Pour que Beast fonctionne à plein régime, il fallait bien sûr que sa créature soit crédible. De ce point de vue, la réussite est totale. Les équipes de la société d’effets visuels Framestore, supervisées par le vétéran Enrik Pavdeja (Inception, Doctor Strange, Jurassic World : Fallen Kingdom), ont conçu un « uber-lion » incroyablement réaliste. Les ébouriffantes séquences d’attaque dans les véhicules évoquent tour à tour Cujo et Jurassic Park (cette dernière référence étant assumée par le T-shirt que porte Meredith en début de métrage). Quant au duel au corps à corps entre l’homme et l’animal, il n’est pas sans rappeler l’un des plus célèbres morceaux d’anthologie de The Revenant.

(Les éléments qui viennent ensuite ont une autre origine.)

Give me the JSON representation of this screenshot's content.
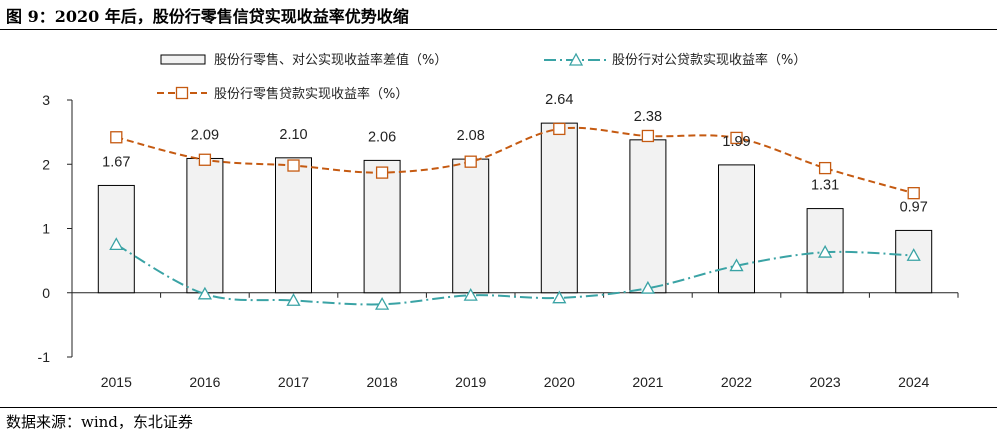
{
  "header": {
    "title": "图 9：2020 年后，股份行零售信贷实现收益率优势收缩"
  },
  "footer": {
    "source": "数据来源：wind，东北证券"
  },
  "chart_data": {
    "type": "bar",
    "categories": [
      "2015",
      "2016",
      "2017",
      "2018",
      "2019",
      "2020",
      "2021",
      "2022",
      "2023",
      "2024"
    ],
    "ylim": [
      -1,
      3
    ],
    "yticks": [
      -1,
      0,
      1,
      2,
      3
    ],
    "legend_position": "top",
    "grid": false,
    "series": [
      {
        "name": "股份行零售、对公实现收益率差值（%）",
        "kind": "bar",
        "values": [
          1.67,
          2.09,
          2.1,
          2.06,
          2.08,
          2.64,
          2.38,
          1.99,
          1.31,
          0.97
        ],
        "labels": [
          "1.67",
          "2.09",
          "2.10",
          "2.06",
          "2.08",
          "2.64",
          "2.38",
          "1.99",
          "1.31",
          "0.97"
        ],
        "color": "#f2f2f2",
        "stroke": "#000000"
      },
      {
        "name": "股份行对公贷款实现收益率（%）",
        "kind": "line",
        "values": [
          0.75,
          -0.02,
          -0.12,
          -0.18,
          -0.04,
          -0.08,
          0.07,
          0.42,
          0.63,
          0.58
        ],
        "color": "#3aa3a5",
        "marker": "triangle",
        "dash": "dashdot"
      },
      {
        "name": "股份行零售贷款实现收益率（%）",
        "kind": "line",
        "values": [
          2.42,
          2.07,
          1.98,
          1.87,
          2.04,
          2.55,
          2.44,
          2.41,
          1.94,
          1.55
        ],
        "color": "#c55a11",
        "marker": "square",
        "dash": "dash"
      }
    ]
  }
}
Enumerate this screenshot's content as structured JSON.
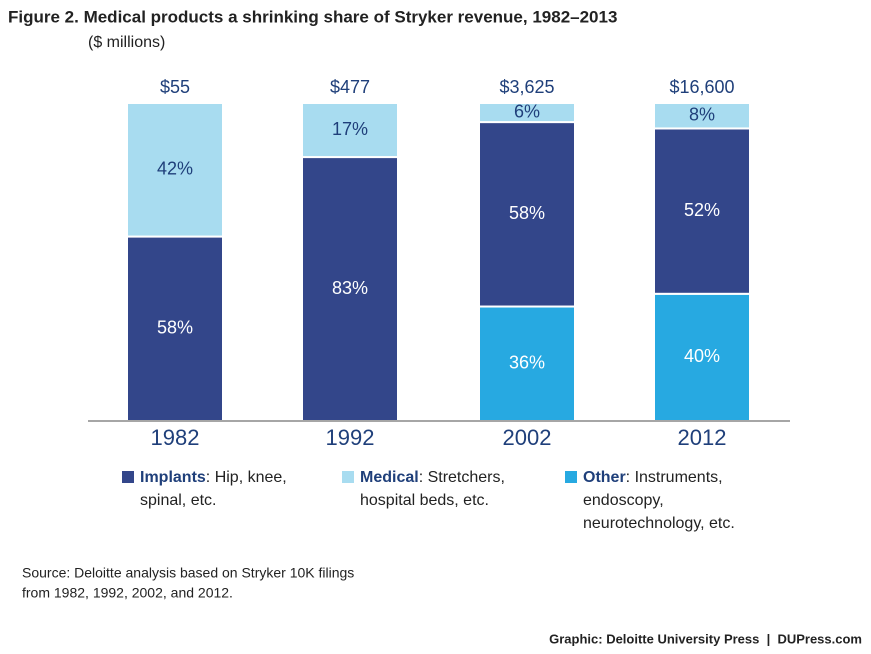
{
  "chart_data": {
    "type": "stacked_bar",
    "title": "Figure 2. Medical products a shrinking share of Stryker revenue, 1982–2013",
    "subtitle": "($ millions)",
    "categories": [
      "1982",
      "1992",
      "2002",
      "2012"
    ],
    "totals": {
      "values": [
        55,
        477,
        3625,
        16600
      ],
      "value_labels": [
        "$55",
        "$477",
        "$3,625",
        "$16,600"
      ]
    },
    "ylim": [
      0,
      100
    ],
    "series": [
      {
        "name": "Implants",
        "description": [
          ": Hip, knee,",
          "spinal, etc."
        ],
        "color": "#33468a",
        "label_color": "#ffffff",
        "values": [
          58,
          83,
          58,
          52
        ],
        "value_labels": [
          "58%",
          "83%",
          "58%",
          "52%"
        ]
      },
      {
        "name": "Medical",
        "description": [
          ": Stretchers,",
          "hospital beds, etc."
        ],
        "color": "#a8dcf0",
        "label_color": "#1f3f7a",
        "values": [
          42,
          17,
          6,
          8
        ],
        "value_labels": [
          "42%",
          "17%",
          "6%",
          "8%"
        ]
      },
      {
        "name": "Other",
        "description": [
          ": Instruments,",
          "endoscopy,",
          "neurotechnology, etc."
        ],
        "color": "#27a9e1",
        "label_color": "#ffffff",
        "values": [
          null,
          null,
          36,
          40
        ],
        "value_labels": [
          null,
          null,
          "36%",
          "40%"
        ]
      }
    ],
    "source": [
      "Source: Deloitte analysis based on Stryker 10K filings",
      "from 1982, 1992, 2002, and 2012."
    ],
    "credit": "Graphic: Deloitte University Press  |  DUPress.com"
  }
}
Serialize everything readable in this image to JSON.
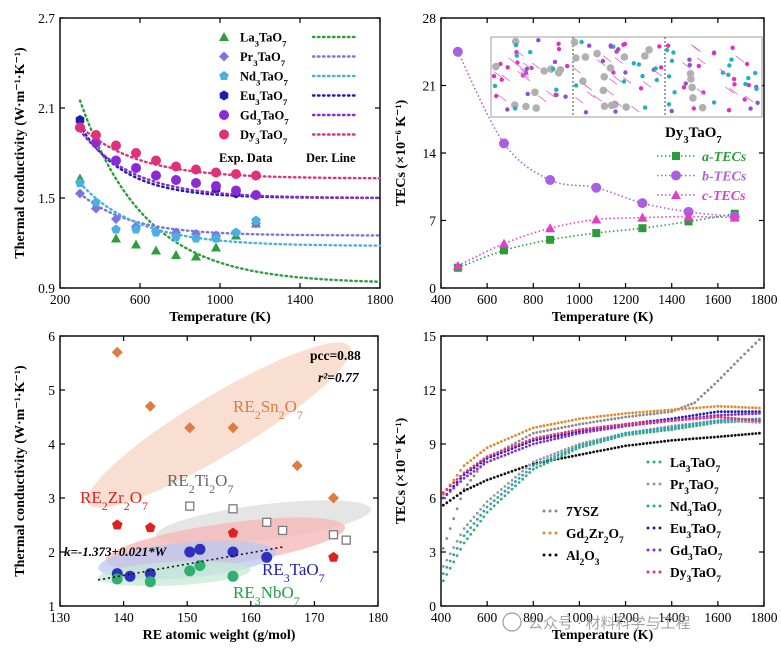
{
  "chart_data": [
    {
      "id": "a",
      "type": "scatter",
      "xlabel": "Temperature (K)",
      "ylabel": "Thermal conductivity (W·m⁻¹·K⁻¹)",
      "xlim": [
        200,
        1800
      ],
      "ylim": [
        0.9,
        2.7
      ],
      "xticks": [
        200,
        600,
        1000,
        1400,
        1800
      ],
      "yticks": [
        0.9,
        1.5,
        2.1,
        2.7
      ],
      "legend_exp": "Exp. Data",
      "legend_der": "Der. Line",
      "series": [
        {
          "name": "La₃TaO₇",
          "color": "#2e9e3e",
          "marker": "triangle",
          "x": [
            300,
            380,
            480,
            580,
            680,
            780,
            880,
            980,
            1080,
            1180
          ],
          "y": [
            1.63,
            1.45,
            1.23,
            1.19,
            1.15,
            1.12,
            1.11,
            1.17,
            1.25,
            1.33
          ],
          "line": {
            "a": 1.22,
            "b": 0.93,
            "c": 0.0031,
            "x0": 300
          }
        },
        {
          "name": "Pr₃TaO₇",
          "color": "#7b74e0",
          "marker": "diamond",
          "x": [
            300,
            380,
            480,
            580,
            680,
            780,
            880,
            980,
            1080,
            1180
          ],
          "y": [
            1.53,
            1.43,
            1.36,
            1.31,
            1.28,
            1.27,
            1.26,
            1.25,
            1.27,
            1.33
          ],
          "line": {
            "a": 0.28,
            "b": 1.25,
            "c": 0.004,
            "x0": 300
          }
        },
        {
          "name": "Nd₃TaO₇",
          "color": "#4ab0e0",
          "marker": "pentagon",
          "x": [
            300,
            380,
            480,
            580,
            680,
            780,
            880,
            980,
            1080,
            1180
          ],
          "y": [
            1.6,
            1.47,
            1.29,
            1.29,
            1.27,
            1.24,
            1.23,
            1.23,
            1.27,
            1.35
          ],
          "line": {
            "a": 0.42,
            "b": 1.18,
            "c": 0.0035,
            "x0": 300
          }
        },
        {
          "name": "Eu₃TaO₇",
          "color": "#1f1fae",
          "marker": "hexagon",
          "x": [
            300,
            380,
            480,
            580,
            680,
            780,
            880,
            980,
            1080,
            1180
          ],
          "y": [
            2.02,
            1.87,
            1.75,
            1.7,
            1.65,
            1.62,
            1.6,
            1.56,
            1.53,
            1.52
          ],
          "line": {
            "a": 0.48,
            "b": 1.5,
            "c": 0.0045,
            "x0": 300
          }
        },
        {
          "name": "Gd₃TaO₇",
          "color": "#8a2bd6",
          "marker": "circle",
          "x": [
            300,
            380,
            480,
            580,
            680,
            780,
            880,
            980,
            1080,
            1180
          ],
          "y": [
            1.97,
            1.87,
            1.75,
            1.7,
            1.65,
            1.62,
            1.6,
            1.58,
            1.55,
            1.52
          ],
          "line": {
            "a": 0.45,
            "b": 1.5,
            "c": 0.0038,
            "x0": 300
          }
        },
        {
          "name": "Dy₃TaO₇",
          "color": "#e0307a",
          "marker": "circle",
          "x": [
            300,
            380,
            480,
            580,
            680,
            780,
            880,
            980,
            1080,
            1180
          ],
          "y": [
            1.97,
            1.92,
            1.85,
            1.8,
            1.75,
            1.71,
            1.69,
            1.67,
            1.66,
            1.65
          ],
          "line": {
            "a": 0.35,
            "b": 1.63,
            "c": 0.0035,
            "x0": 300
          }
        }
      ]
    },
    {
      "id": "b",
      "type": "line",
      "xlabel": "Temperature (K)",
      "ylabel": "TECs (×10⁻⁶ K⁻¹)",
      "xlim": [
        400,
        1800
      ],
      "ylim": [
        0,
        28
      ],
      "xticks": [
        400,
        600,
        800,
        1000,
        1200,
        1400,
        1600,
        1800
      ],
      "yticks": [
        0,
        7,
        14,
        21,
        28
      ],
      "title": "Dy₃TaO₇",
      "series": [
        {
          "name": "a-TECs",
          "color": "#2a9d3a",
          "marker": "square",
          "x": [
            473,
            673,
            873,
            1073,
            1273,
            1473,
            1673
          ],
          "y": [
            2.1,
            3.9,
            5.0,
            5.7,
            6.2,
            6.9,
            7.7
          ]
        },
        {
          "name": "b-TECs",
          "color": "#a860e0",
          "marker": "circle",
          "x": [
            473,
            673,
            873,
            1073,
            1273,
            1473,
            1673
          ],
          "y": [
            24.5,
            15.0,
            11.2,
            10.4,
            8.8,
            7.9,
            7.4
          ]
        },
        {
          "name": "c-TECs",
          "color": "#e040c8",
          "marker": "triangle",
          "x": [
            473,
            673,
            873,
            1073,
            1273,
            1473,
            1673
          ],
          "y": [
            2.3,
            4.6,
            6.2,
            7.1,
            7.3,
            7.4,
            7.3
          ]
        }
      ]
    },
    {
      "id": "c",
      "type": "scatter",
      "xlabel": "RE atomic weight (g/mol)",
      "ylabel": "Thermal conductivity (W·m⁻¹·K⁻¹)",
      "xlim": [
        130,
        180
      ],
      "ylim": [
        1,
        6
      ],
      "xticks": [
        130,
        140,
        150,
        160,
        170,
        180
      ],
      "yticks": [
        1,
        2,
        3,
        4,
        5,
        6
      ],
      "pcc": "pcc=0.88",
      "r2": "r²=0.77",
      "fit_equation": "k=-1.373+0.021*W",
      "fit": {
        "a": -1.373,
        "b": 0.021
      },
      "groups": [
        {
          "name": "RE₂Sn₂O₇",
          "color": "#e07a40",
          "x": [
            139,
            144.2,
            150.4,
            157.2,
            167.3,
            173
          ],
          "y": [
            5.7,
            4.7,
            4.3,
            4.3,
            3.6,
            3.0
          ]
        },
        {
          "name": "RE₂Ti₂O₇",
          "color": "#7a7a7a",
          "x": [
            150.4,
            157.2,
            162.5,
            165,
            173,
            175
          ],
          "y": [
            2.85,
            2.8,
            2.55,
            2.4,
            2.32,
            2.22
          ]
        },
        {
          "name": "RE₂Zr₂O₇",
          "color": "#e02020",
          "x": [
            139,
            144.2,
            150.4,
            157.2,
            173
          ],
          "y": [
            2.5,
            2.45,
            2.0,
            2.35,
            1.9
          ]
        },
        {
          "name": "RE₃TaO₇",
          "color": "#3030c0",
          "x": [
            139,
            141,
            144.2,
            150.4,
            152,
            157.2,
            162.5
          ],
          "y": [
            1.6,
            1.55,
            1.6,
            2.0,
            2.05,
            2.0,
            1.9
          ]
        },
        {
          "name": "RE₃NbO₇",
          "color": "#30b070",
          "x": [
            139,
            144.2,
            150.4,
            152,
            157.2
          ],
          "y": [
            1.5,
            1.45,
            1.65,
            1.75,
            1.55
          ]
        }
      ]
    },
    {
      "id": "d",
      "type": "scatter",
      "xlabel": "Temperature (K)",
      "ylabel": "TECs (×10⁻⁶ K⁻¹)",
      "xlim": [
        400,
        1800
      ],
      "ylim": [
        0,
        15
      ],
      "xticks": [
        400,
        600,
        800,
        1000,
        1200,
        1400,
        1600,
        1800
      ],
      "yticks": [
        0,
        3,
        6,
        9,
        12,
        15
      ],
      "series": [
        {
          "name": "7YSZ",
          "color": "#8a8a8a",
          "points": [
            [
              410,
              3.2
            ],
            [
              500,
              6.5
            ],
            [
              600,
              8.2
            ],
            [
              800,
              9.6
            ],
            [
              1000,
              10.1
            ],
            [
              1200,
              10.5
            ],
            [
              1400,
              10.8
            ],
            [
              1500,
              11.3
            ],
            [
              1600,
              12.5
            ],
            [
              1700,
              13.8
            ],
            [
              1780,
              14.8
            ]
          ]
        },
        {
          "name": "Gd₂Zr₂O₇",
          "color": "#e08a30",
          "points": [
            [
              410,
              6.2
            ],
            [
              500,
              7.8
            ],
            [
              600,
              8.8
            ],
            [
              800,
              9.9
            ],
            [
              1000,
              10.4
            ],
            [
              1200,
              10.7
            ],
            [
              1400,
              10.9
            ],
            [
              1600,
              11.1
            ],
            [
              1780,
              11.0
            ]
          ]
        },
        {
          "name": "Al₂O₃",
          "color": "#111111",
          "points": [
            [
              410,
              5.6
            ],
            [
              500,
              6.4
            ],
            [
              600,
              7.0
            ],
            [
              800,
              7.9
            ],
            [
              1000,
              8.4
            ],
            [
              1200,
              8.9
            ],
            [
              1400,
              9.2
            ],
            [
              1600,
              9.4
            ],
            [
              1780,
              9.6
            ]
          ]
        },
        {
          "name": "La₃TaO₇",
          "color": "#30b070",
          "points": [
            [
              410,
              1.4
            ],
            [
              500,
              3.5
            ],
            [
              600,
              5.2
            ],
            [
              800,
              7.6
            ],
            [
              1000,
              8.8
            ],
            [
              1200,
              9.5
            ],
            [
              1400,
              9.8
            ],
            [
              1600,
              10.2
            ],
            [
              1780,
              10.3
            ]
          ]
        },
        {
          "name": "Pr₃TaO₇",
          "color": "#9a9a9a",
          "points": [
            [
              410,
              2.2
            ],
            [
              500,
              4.3
            ],
            [
              600,
              5.8
            ],
            [
              800,
              8.0
            ],
            [
              1000,
              9.0
            ],
            [
              1200,
              9.6
            ],
            [
              1400,
              10.0
            ],
            [
              1600,
              10.3
            ],
            [
              1780,
              10.2
            ]
          ]
        },
        {
          "name": "Nd₃TaO₇",
          "color": "#30a0c0",
          "points": [
            [
              410,
              1.8
            ],
            [
              500,
              3.9
            ],
            [
              600,
              5.5
            ],
            [
              800,
              7.8
            ],
            [
              1000,
              8.9
            ],
            [
              1200,
              9.6
            ],
            [
              1400,
              9.9
            ],
            [
              1600,
              10.3
            ],
            [
              1780,
              10.4
            ]
          ]
        },
        {
          "name": "Eu₃TaO₇",
          "color": "#2020b0",
          "points": [
            [
              410,
              6.0
            ],
            [
              500,
              7.3
            ],
            [
              600,
              8.2
            ],
            [
              800,
              9.2
            ],
            [
              1000,
              9.7
            ],
            [
              1200,
              10.1
            ],
            [
              1400,
              10.4
            ],
            [
              1600,
              10.8
            ],
            [
              1780,
              10.8
            ]
          ]
        },
        {
          "name": "Gd₃TaO₇",
          "color": "#8030d0",
          "points": [
            [
              410,
              6.0
            ],
            [
              500,
              7.1
            ],
            [
              600,
              8.0
            ],
            [
              800,
              9.0
            ],
            [
              1000,
              9.6
            ],
            [
              1200,
              10.0
            ],
            [
              1400,
              10.3
            ],
            [
              1600,
              10.6
            ],
            [
              1780,
              10.7
            ]
          ]
        },
        {
          "name": "Dy₃TaO₇",
          "color": "#e03080",
          "points": [
            [
              410,
              6.3
            ],
            [
              500,
              7.4
            ],
            [
              600,
              8.3
            ],
            [
              800,
              9.3
            ],
            [
              1000,
              9.8
            ],
            [
              1200,
              10.1
            ],
            [
              1400,
              10.3
            ],
            [
              1600,
              10.5
            ],
            [
              1780,
              10.3
            ]
          ]
        }
      ]
    }
  ],
  "watermark": "公众号 · 材料科学与工程"
}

Ce n’est pas un hasard : en amont du tournage, Baltasar Kormakur s’est entretenu avec son collègue mexicain Alejandro González Iñárritu pour savoir quelles techniques avaient été utilisées dans la scène de combat entre Leonardo DiCaprio et un ours. Couplé à la prestation toute en retenue d’Idris Elba, des jeunes comédiennes incarnant ses filles et d’un Sharlto Copley beaucoup plus sobre que d’habitude (nous sommes loin de ses prestations chez Neil Blomkamp ou dans Hardcore Henry), ce gigantesque tour de force technique et artistique hisse Beast au niveau des meilleurs survivals de sa génération.